Fallow's Jack Croft recently shared how they make their ragu, explaining that there's one surprise ingredient they use, taking inspiration from two Michelin-starred chefs. In a recent TikTok video, Jack said: "There are endless ways to make a ragu, this is the chef way." Along with a sofritto, they use beef mince, pork belly and pancetta for a rich and intense meaty flavour.



To take the ragu to the next level, the Fallow chefs take inspiration from Marco Pierre White and Massimo Bottura, both of which add milk to their recipe.

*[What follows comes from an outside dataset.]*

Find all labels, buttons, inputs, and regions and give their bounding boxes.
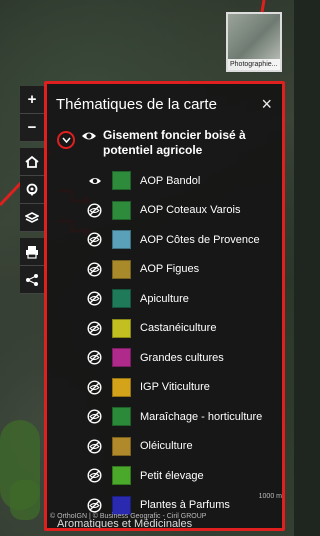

The chef said: "The next step is arguably my favourite one of the day, and it is milk. We found it in two recipes: one from Massimo Bottura and one from Marco Pierre White.


"Now, Massimo Bottura adds it at the beginning. Legendary three-star Italian chef. So who am I to argue with his techniques? The milk is added at this stage to soften the meat fibres and help to tenderise the meat, so it's a tenderising technique.


"Now Marco's method is he actually adds milk at the end of the ragu, and it adds roundness and helps to bring the whole thing together. So we're going to incorporate both milk stages into our ultimate ragu."




The chefs' video has been viewed over 481,300 times, receiving 30,500 likes and 282 comments. Bakero said: "This is exactly how I made my ragu a couple of weeks back, right down to the parmesan rinds. Only difference is I used white wine instead of red."


B suggested: "Perfect - only leaving it to cool, refrigerated overnight and the gently reheat will improve this."


Zolamistrz admitted: "I was shocked that milk is added, but it's shockingly good and you barely feel it."


Another commented: "This looks good! Certainly some good tricks to try here! Would never have dreamed of adding milk, but this step makes sense! Thanks!"


Vash suggested: "To those who didn't know... You could also use a dark chocolate (at least 70% or more) to deepen the flavour and balance the acidity."


If you're in need of some tips on how to take your ragu or bolognese to the next level, this is how you can create Fallow's recipe at home.


Ingredients



  • 1kg beef mince (50% shin, 50% chuck)

  • 400g pork belly, diced

  • 100g pancetta, diced

  • 200g onion, finely diced

  • 150g carrots, finely diced

  • 150g celery, finely diced

  • One to two garlic cloves, finely grated

  • Extra virgin olive oil

  • Neutral oil

  • 80g tomato purée

  • 400g passata

  • 200ml red wine

  • Whole milk (added in two stages)

  • 500ml chicken or beef stock

  • One Parmesan rind

  • Two bay leaves

  • Pinch of nutmeg

  • Salt, to taste


To finish



  • Cold butter

  • Extra milk

  • Gastrique: 100g balsamic vinegar + 50g sugar


Method


On low heat, add olive oil and pancetta to a heavy pot and slowly render the fat. Add onion, carrot and celery with a pinch of salt. Sweat gently until soft, pale and sweet, no colour.


Grate in the garlic for the final one to two minutes, then remove the soffrito and set aside.


Return the pot to high heat with a little neutral oil. Add the beef mince, breaking it up and cooking hot to drive off moisture.


Once dry, lower the heat slightly and caramelise the beef slowly until deeply browned, scraping the fond regularly.


Add the pork belly and gently warm through - no heavy browning. Stir in the tomato purée and cook until it darkens and caramelises.


Lower the heat and add the first portion of milk. Let it fully absorb into the meat.


Deglaze with red wine and reduce by about half, scraping the pan clean. Return the soffrito to the pot, then add passata, stock, Parmesan rind, bay leaves and a pinch of nutmeg.


Bring to a simmer, cover, and cook in a low oven at 120°C for four and a half hours, stirring occasionally.


While cooking, make a gastrique by boiling the vinegar and sugar briefly until lightly thickened. Once cooked, remove the bay leaves and Parmesan rind.


Finish with a splash of milk, cold butter for gloss, and the gastrique added gradually to balance acidity. Season to taste.